Generalized Linear Models
This section is primarily adapted starting from the textbook “An Introduction to Generalized Linear Models” (4th edition, 2018) by Annette J. Dobson and Adrian G. Barnett:
https://doi.org/10.1201/9781315182780
1 The model fitting process
Dobson and Barnett (2018, sec. 2.1) describes the model fitting process as follows:
The model fitting process described in this book involves four steps:
Model specification—a model is specified in two parts: an equation linking the response and explanatory variables and the probability distribution of the response variable.
Estimation of the parameters of the model.
Checking the adequacy of the model—how well it fits or summarizes the data.

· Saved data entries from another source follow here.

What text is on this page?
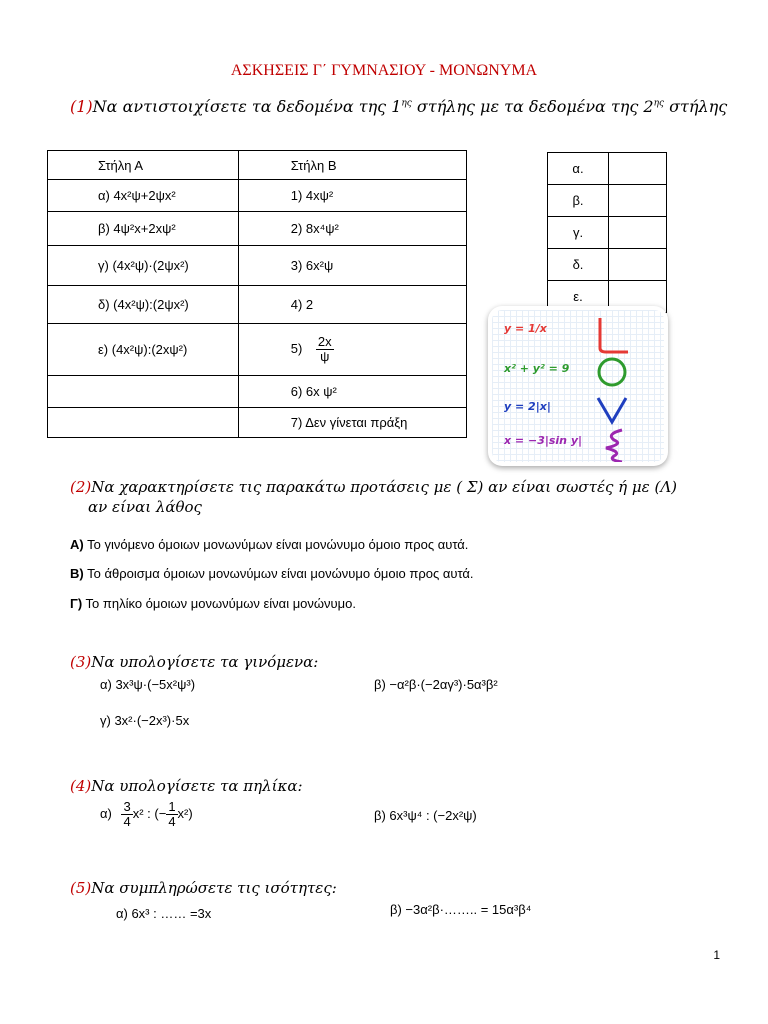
ΑΣΚΗΣΕΙΣ Γ΄ ΓΥΜΝΑΣΙΟΥ - ΜΟΝΩΝΥΜΑ
(1)Να αντιστοιχίσετε τα δεδομένα της $1^{\eta\varsigma}$ στήλης με τα δεδομένα της $2^{\eta\varsigma}$ στήλης
Στήλη Α	Στήλη Β
α) 4x²ψ+2ψx²	1) 4xψ²
β) 4ψ²x+2xψ²	2) 8x⁴ψ²
γ) (4x²ψ)·(2ψx²)	3) 6x²ψ
δ) (4x²ψ):(2ψx²)	4) 2
ε) (4x²ψ):(2xψ²)	$5) \frac{2x}{\psi}$

	6) 6x ψ²
	7) Δεν γίνεται πράξη
α.	
β.	
γ.	
δ.	
ε.	
y = 1/x
x² + y² = 9
y = 2|x|
x = −3|sin y|
(2)Να χαρακτηρίσετε τις παρακάτω προτάσεις με ( Σ) αν είναι σωστές ή με (Λ)
αν είναι λάθος
Α) Το γινόμενο όμοιων μονωνύμων είναι μονώνυμο όμοιο προς αυτά.
Β) Το άθροισμα όμοιων μονωνύμων είναι μονώνυμο όμοιο προς αυτά.
Γ) Το πηλίκο όμοιων μονωνύμων είναι μονώνυμο.
(3)Να υπολογίσετε τα γινόμενα:
α) 3x³ψ·(−5x²ψ³)	β) −α²β·(−2αγ³)·5α³β²
γ) 3x²·(−2x³)·5x
(4)Να υπολογίσετε τα πηλίκα:
$\alpha) \frac{3}{4} x^2$ : (− $\frac{1}{4} x^2$)	β) 6x³ψ⁴ : (−2x²ψ)
(5)Να συμπληρώσετε τις ισότητες:
α) 6x³ : …… =3x	β) −3α²β·…….. = 15α³β⁴
1
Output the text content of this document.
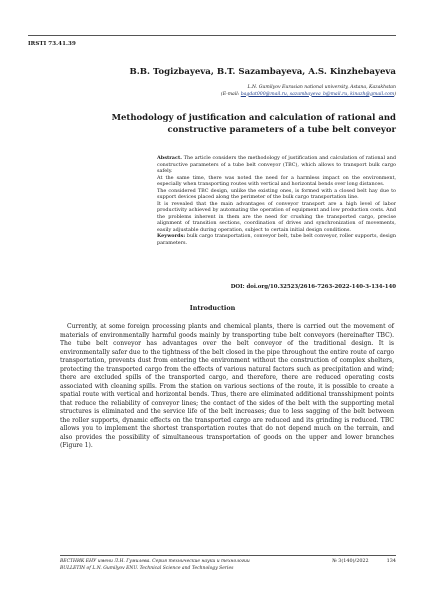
IRSTI 73.41.39
B.B. Togizbayeva, B.T. Sazambayeva, A.S. Kinzhebayeva
L.N. Gumilyov Eurasian national university, Astana, Kazakhstan
(E-mail: bagdat000@mail.ru, sazambayeva_b@mail.ru, kinazh@gmail.com)
Methodology of justification and calculation of rational and constructive parameters of a tube belt conveyor

Abstract. The article considers the methodology of justification and calculation of rational and constructive parameters of a tube belt conveyor (TBC), which allows to transport bulk cargo safely.

At the same time, there was noted the need for a harmless impact on the environment, especially when transporting routes with vertical and horizontal bends over long distances.

The considered TBC design, unlike the existing ones, is formed with a closed belt hay due to support devices placed along the perimeter of the bulk cargo transportation line.

It is revealed that the main advantages of conveyor transport are a high level of labor productivity achieved by automating the operation of equipment and low production costs. And the problems inherent in them are the need for crushing the transported cargo, precise alignment of transition sections, coordination of drives and synchronization of movements, easily adjustable during operation, subject to certain initial design conditions.

Keywords: bulk cargo transportation, conveyor belt, tube belt conveyor, roller supports, design parameters.

DOI: doi.org/10.32523/2616-7263-2022-140-3-134-140
Introduction

Currently, at some foreign processing plants and chemical plants, there is carried out the movement of materials of environmentally harmful goods mainly by transporting tube belt conveyors (hereinafter TBC). The tube belt conveyor has advantages over the belt conveyor of the traditional design. It is environmentally safer due to the tightness of the belt closed in the pipe throughout the entire route of cargo transportation, prevents dust from entering the environment without the construction of complex shelters, protecting the transported cargo from the effects of various natural factors such as precipitation and wind; there are excluded spills of the transported cargo, and therefore, there are reduced operating costs associated with cleaning spills. From the station on various sections of the route, it is possible to create a spatial route with vertical and horizontal bends. Thus, there are eliminated additional transshipment points that reduce the reliability of conveyor lines; the contact of the sides of the belt with the supporting metal structures is eliminated and the service life of the belt increases; due to less sagging of the belt between the roller supports, dynamic effects on the transported cargo are reduced and its grinding is reduced. TBC allows you to implement the shortest transportation routes that do not depend much on the terrain, and also provides the possibility of simultaneous transportation of goods on the upper and lower branches (Figure 1).

ВЕСТНИК ЕНУ имени Л.Н. Гумилева. Серия технические науки и технологии
BULLETIN of L.N. Gumilyov ENU. Technical Science and Technology Series
№ 3(140)/2022	134
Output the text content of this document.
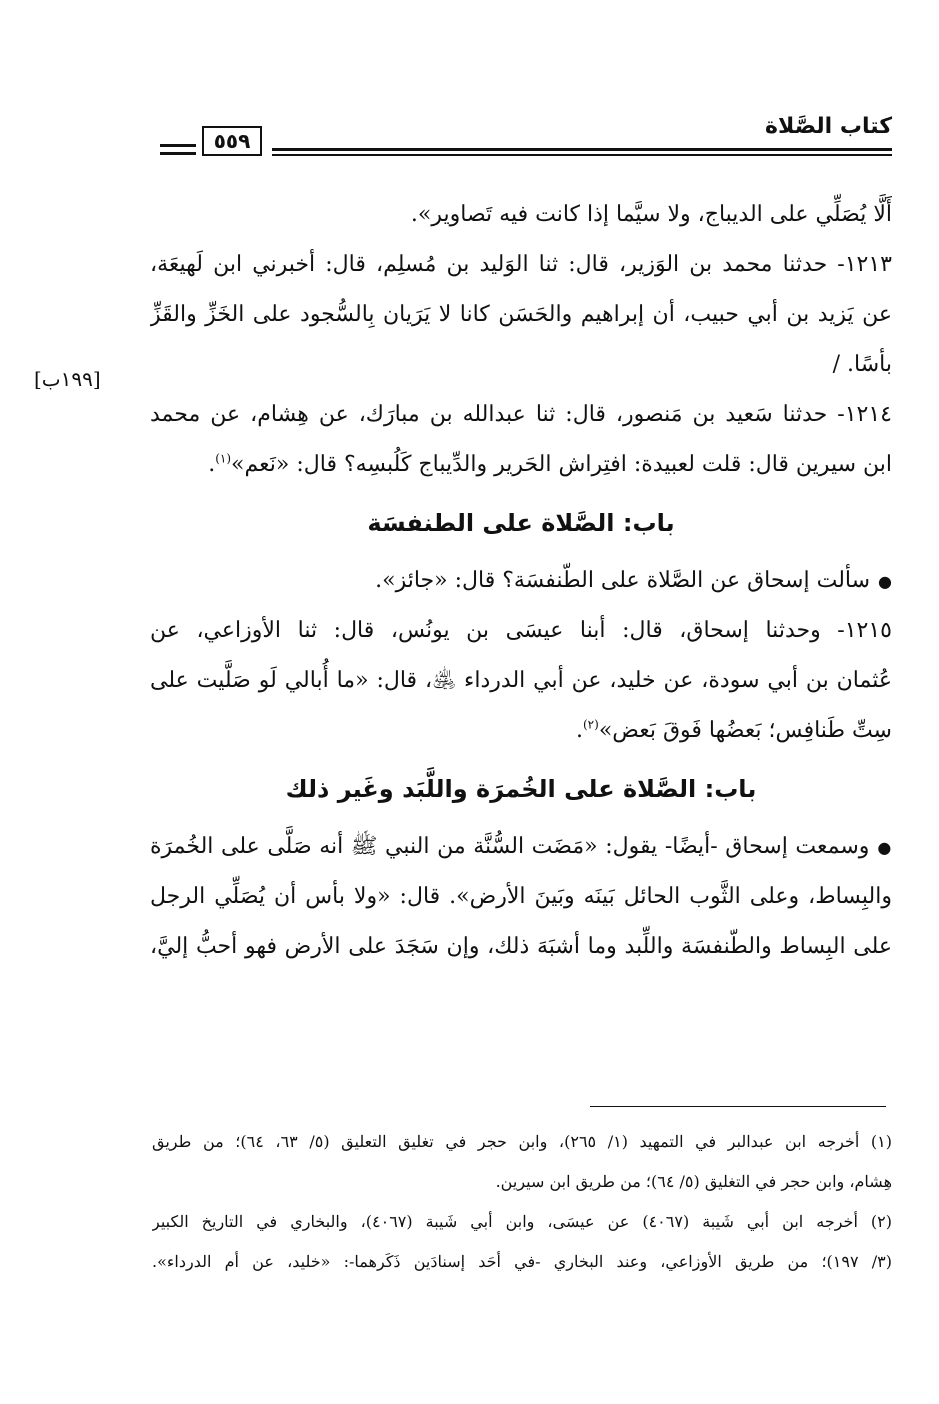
كتاب الصَّلاة
٥٥٩
[١٩٩ب]
أَلَّا يُصَلِّي على الديباج، ولا سيَّما إذا كانت فيه تَصاوير».
١٢١٣- حدثنا محمد بن الوَزير، قال: ثنا الوَليد بن مُسلِم، قال: أخبرني ابن لَهيعَة،
عن يَزيد بن أبي حبيب، أن إبراهيم والحَسَن كانا لا يَرَيان بِالسُّجود على الخَزِّ والقَزِّ
بأسًا. /
١٢١٤- حدثنا سَعيد بن مَنصور، قال: ثنا عبدالله بن مبارَك، عن هِشام، عن محمد
ابن سيرين قال: قلت لعبيدة: افتِراش الحَرير والدِّيباج كَلُبسِه؟ قال: «نَعم»$^{(١)}$.
باب: الصَّلاة على الطنفسَة
●سألت إسحاق عن الصَّلاة على الطّنفسَة؟ قال: «جائز».
١٢١٥- وحدثنا إسحاق، قال: أبنا عيسَى بن يونُس، قال: ثنا الأوزاعي، عن
عُثمان بن أبي سودة، عن خليد، عن أبي الدرداء ﵁، قال: «ما أُبالي لَو صَلَّيت على
سِتِّ طَنافِس؛ بَعضُها فَوقَ بَعض»$^{(٢)}$.
باب: الصَّلاة على الخُمرَة واللَّبَد وغَير ذلك
●وسمعت إسحاق -أيضًا- يقول: «مَضَت السُّنَّة من النبي ﷺ أنه صَلَّى على الخُمرَة
والبِساط، وعلى الثَّوب الحائل بَينَه وبَينَ الأرض». قال: «ولا بأس أن يُصَلِّي الرجل
على البِساط والطّنفسَة واللِّبد وما أشبَهَ ذلك، وإن سَجَدَ على الأرض فهو أحبُّ إليَّ،
(١) أخرجه ابن عبدالبر في التمهيد (١/ ٢٦٥)، وابن حجر في تغليق التعليق (٥/ ٦٣، ٦٤)؛ من طريق
هِشام، وابن حجر في التغليق (٥/ ٦٤)؛ من طريق ابن سيرين.
(٢) أخرجه ابن أبي شَيبة (٤٠٦٧) عن عيسَى، وابن أبي شَيبة (٤٠٦٧)، والبخاري في التاريخ الكبير
(٣/ ١٩٧)؛ من طريق الأوزاعي، وعند البخاري -في أحَد إسنادَين ذَكَرهما-: «خليد، عن أم الدرداء».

Inference—for classical or frequentist inference this involves calculating confidence intervals, testing hypotheses about the parameters in the model and interpreting the results.
Note that Dobson and Barnett (2018) omits exploratory data analysis (EDA) from this initial list, but describes it later as an important preliminary step (Dobson and Barnett (2018, sec. 2.3.1)). We will treat EDA as a “step 0” that precedes the four steps above.
1.1 Step 0: Exploratory data analysis
Dobson and Barnett (2018, sec. 2.3.1):
Any analysis of data should begin with a consideration of each variable separately, both to check on data quality (for example, are the values plausible?) and to help with model formulation.
What is the scale of measurement? Is it continuous or categorical? If it is categorical, how many categories does it have and are they nominal or ordinal?
What is the shape of the distribution? This can be examined using frequency tables, dot plots, histograms and other graphical methods.
How is it associated with other variables? Cross tabulations for categorical variables, scatter plots for continuous variables, side-by-side boxplots for continuous scale measurements grouped according to the factor levels of a categorical variable, and other such summaries can help to identify patterns of association. For example, do the points on a scatter plot suggest linear or non-linear associations? Do the group means increase or decrease consistently with an ordinal variable defining the groups?
2 Choosing a model
The type of predictive model one uses depends on several issues; one is the type of response.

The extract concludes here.